J'assure votre Exç. que votre auguste maître ne pouvait pas choisir, pour le représenter dans ma cour une personne qui me fût plus agréable qu'un serviteur aussi distingué que vous l'avez été par votre fidélité à la cause de votre souverain.

XXX.

Discours de l'ambassadeur d'Espagne, accrédité près le SaintSiége, adressé au conclave, au mois de mars 1829.

Excellentissimes et révérendissimes Seigneurs,

J'ai l'honneur de présenter à vos Ém. les lettres de créance d'ambassadeur extraordinaire du roi mon auguste souverain, auprès du sacré collége réuni en conclave, et la lettre par laquelle S. M. répond à la nouvelle de la perte inattendue du Saint-Père Léon XII, de pieuse mémoire. S. M., pour me donner cette nouvelle preuve de sa royale confiance, a eu égard moins encore à mon zèle pour son service, qu'au rare privilége que j'ai eu de résider près de trois souverains pontifes, comme ministre et comme ambassadeur, et au bonheur d'avoir pu adoucir la dure captivité de Pie VI, et de rendre quelques services politiques à Pie VII, pontifes, tous deux, d'honorée et d'immortelle mémoire. S. M. me charge de parler au sacré collége de la vive douleur qui pénétra son âme royale quand

elle reçut la funeste nouvelle de la mort du père commun des fidèles.

Mais la lettre de S. M. l'exprime avec plus de force et de dignité que je ne pourrais le faire. S. M., qui, si elle n'avait pas comme attribut de sa couronne le titre de roi catholique, l'aurait acquis par son zèle et ses vertus, vénérait le souverain pontife comme le chef visible de l'Église, et entretenait avec sa Sainteté une affectueuse correspondance de lettres dans laquelle elle trouvait la consolation et les conseils dont les souverains ont un si grand besoin à l'époque présente. Heureusement la nation magnanime confiée par la Providence au gouvernement de S. M. catholique est, comme elle l'a été dans tous les âges, ferme et invariable dans sa loyauté, et aussi prodigue de la vie pour maintenir intacte l'unique religion qu'elle professe, que pour défendre les droits de son roi, ou augmenter le riche trésor de gloire immortelle dont elle a hérité de ses ancêtres. Au milieu de son affliction S. M. C. tourne ses regards vers la capitale du monde chrétien, et voit, dans le grand sénat des princes de l'Église, le prompt remède de la calamité soufferte. Vos Éminences ne tarderont certainement pas à la réparer, en nommant un pontife qui joigne aux vertus du suprême pasteur les qualités d'un souverain, qui, dans le gouvernement de son état temporel, puisse servir de modèle aux autres souverains, et qui, facile à céder ce qu'il est possible de céder, oppose en même temps avec sa fermeté évangélique une digue insurmontable au torrent des mauvaises doctrines qui, sous le faux nom d'idées généreuses, sapent dans leurs fondemens les trônes de l'Europe, pour les précipiter avec les nations dans l'ignominie et le sang, où périt une autre partie du monde, heureuse tant qu'elle conserva pures la religion et la fidélité, qui sont un produit naturel du sol espagnol, et qui seules pourront sauver ces régions de l'abîme de révolutions continuelles.

XXXI.

Discours de M. de Châteaubriand, ambassadeur de France près le Saint-Siége, adressé au conclave, au mois de mars 1829.

Éminentissimes seigneurs,

La réponse de S. M. T. C. à la lettre que lui avait adressée le sacré collége, vous exprime, avec la noblesse qui appartient au fils aîné de l'Église, la douleur que Charles X a ressentie en apprenant la mort du père des fidèles, et la confiance qu'il repose dans le choix que la chrétienté attend de vous.

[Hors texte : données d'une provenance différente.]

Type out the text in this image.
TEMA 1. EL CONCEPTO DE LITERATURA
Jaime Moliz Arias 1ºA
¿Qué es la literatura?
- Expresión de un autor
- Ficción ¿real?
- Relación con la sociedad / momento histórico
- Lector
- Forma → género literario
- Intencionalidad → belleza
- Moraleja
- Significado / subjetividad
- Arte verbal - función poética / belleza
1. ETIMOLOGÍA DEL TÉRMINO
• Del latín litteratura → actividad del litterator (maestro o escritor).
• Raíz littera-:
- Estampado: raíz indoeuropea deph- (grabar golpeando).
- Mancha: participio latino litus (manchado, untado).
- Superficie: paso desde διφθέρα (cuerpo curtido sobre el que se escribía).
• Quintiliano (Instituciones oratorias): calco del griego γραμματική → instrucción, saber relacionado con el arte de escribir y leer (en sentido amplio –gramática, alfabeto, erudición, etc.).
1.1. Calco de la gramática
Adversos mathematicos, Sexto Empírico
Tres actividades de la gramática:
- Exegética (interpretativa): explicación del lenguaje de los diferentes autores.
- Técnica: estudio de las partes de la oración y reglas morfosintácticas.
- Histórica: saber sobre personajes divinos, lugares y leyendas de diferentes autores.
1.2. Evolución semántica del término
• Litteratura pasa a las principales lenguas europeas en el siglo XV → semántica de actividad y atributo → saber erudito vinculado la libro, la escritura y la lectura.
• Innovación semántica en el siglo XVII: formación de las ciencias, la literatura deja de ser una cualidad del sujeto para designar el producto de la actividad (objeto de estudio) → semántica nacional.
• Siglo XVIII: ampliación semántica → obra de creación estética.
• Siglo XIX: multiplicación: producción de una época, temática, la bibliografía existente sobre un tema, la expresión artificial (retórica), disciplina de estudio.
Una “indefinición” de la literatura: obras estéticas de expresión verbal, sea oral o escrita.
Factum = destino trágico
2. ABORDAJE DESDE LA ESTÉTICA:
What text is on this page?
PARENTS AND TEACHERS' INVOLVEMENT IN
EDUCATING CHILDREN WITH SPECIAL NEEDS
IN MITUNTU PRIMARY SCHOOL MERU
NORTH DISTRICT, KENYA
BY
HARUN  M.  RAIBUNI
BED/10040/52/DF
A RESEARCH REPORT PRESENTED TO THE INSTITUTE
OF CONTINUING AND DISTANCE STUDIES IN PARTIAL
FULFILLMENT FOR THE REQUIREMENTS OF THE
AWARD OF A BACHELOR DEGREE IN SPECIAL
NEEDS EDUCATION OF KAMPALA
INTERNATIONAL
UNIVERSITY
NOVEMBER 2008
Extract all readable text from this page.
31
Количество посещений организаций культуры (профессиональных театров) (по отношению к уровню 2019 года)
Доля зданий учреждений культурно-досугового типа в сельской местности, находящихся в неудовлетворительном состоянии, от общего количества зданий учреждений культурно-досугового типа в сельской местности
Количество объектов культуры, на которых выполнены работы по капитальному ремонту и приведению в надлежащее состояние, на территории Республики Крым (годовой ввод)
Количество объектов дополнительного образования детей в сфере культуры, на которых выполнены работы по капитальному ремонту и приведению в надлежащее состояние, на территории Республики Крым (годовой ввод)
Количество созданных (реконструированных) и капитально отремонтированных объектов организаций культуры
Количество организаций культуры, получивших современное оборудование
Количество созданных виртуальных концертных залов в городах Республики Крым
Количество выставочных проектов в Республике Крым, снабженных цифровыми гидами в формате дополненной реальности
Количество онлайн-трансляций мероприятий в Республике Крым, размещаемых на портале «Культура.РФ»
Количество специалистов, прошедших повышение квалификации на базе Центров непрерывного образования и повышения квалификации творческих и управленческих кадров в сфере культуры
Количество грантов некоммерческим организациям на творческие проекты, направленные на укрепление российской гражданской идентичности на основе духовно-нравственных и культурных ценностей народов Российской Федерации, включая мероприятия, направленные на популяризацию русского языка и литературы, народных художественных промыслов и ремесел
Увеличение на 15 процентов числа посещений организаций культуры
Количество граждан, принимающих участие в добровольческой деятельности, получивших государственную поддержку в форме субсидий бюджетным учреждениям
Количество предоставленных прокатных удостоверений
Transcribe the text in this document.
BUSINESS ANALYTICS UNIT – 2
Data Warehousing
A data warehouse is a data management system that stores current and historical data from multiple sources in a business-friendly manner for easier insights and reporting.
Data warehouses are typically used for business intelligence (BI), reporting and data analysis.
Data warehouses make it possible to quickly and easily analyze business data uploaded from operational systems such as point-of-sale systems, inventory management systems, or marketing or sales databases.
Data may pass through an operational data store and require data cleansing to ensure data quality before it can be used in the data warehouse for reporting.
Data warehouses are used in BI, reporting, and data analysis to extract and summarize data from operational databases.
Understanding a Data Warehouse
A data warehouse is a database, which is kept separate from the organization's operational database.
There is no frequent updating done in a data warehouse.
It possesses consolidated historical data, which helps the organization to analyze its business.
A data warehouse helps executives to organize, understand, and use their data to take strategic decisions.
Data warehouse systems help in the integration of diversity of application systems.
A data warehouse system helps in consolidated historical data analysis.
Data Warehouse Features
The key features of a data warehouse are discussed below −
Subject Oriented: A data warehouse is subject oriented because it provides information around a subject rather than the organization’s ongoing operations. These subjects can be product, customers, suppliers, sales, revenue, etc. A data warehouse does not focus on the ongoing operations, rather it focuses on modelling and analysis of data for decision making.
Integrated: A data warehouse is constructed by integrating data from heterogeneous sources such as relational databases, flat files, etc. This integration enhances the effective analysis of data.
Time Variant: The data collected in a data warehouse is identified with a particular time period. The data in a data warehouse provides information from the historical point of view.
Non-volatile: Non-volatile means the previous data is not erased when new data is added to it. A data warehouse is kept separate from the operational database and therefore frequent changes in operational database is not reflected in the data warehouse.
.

Le roi m'a fait l'honneur de me désigner à l'entière créance du sacré collége réuni en conclave: je viens une seconde fois, éminentissimes seigneurs, vous témoigner mes regrets pour la perte du pontife conciliateur qui voyait la véritable religion dans l'obéissance aux lois et dans la concorde évangélique; de ce souverain qui, pasteur et prince, gouvernait l'humble troupeau de Jésus-Christ du faîte des gloires diverses qui se rattachent au grand nom de l'Italie. Successeur futur de Léon XII, qui que vous soyez, vous m'écoutez sans doute dans ce moment; pontife à la fois présent et inconnu, vous allez bientôt vous asseoir dans la chaire de saint Pierre, à quelques pas du Capitole, sur les tombeaux de ces Romains de la république et de l'empire qui passèrent de l'idolâtrie des vertus à celle des vices, sur ces catacombes où reposent les ossemens, non entiers, d'une autre espèce de Romains; quelle parole pourrait s'élever à la majesté du sujet, pourrait s'ouvrir un passage à travers cet amas d'années qui ont étouffé tant de voix plus puissantes que la mienne? vous-même, illustre sénat de la chrétienté, pour soutenir le poids de ces innombrables souvenirs, pour regarder en face ces siècles rassemblés autour de vous sur les ruines de Rome, n'avez-vous pas besoin de vous appuyer à l'autel du sanctuaire comme moi au trône de saint Louis?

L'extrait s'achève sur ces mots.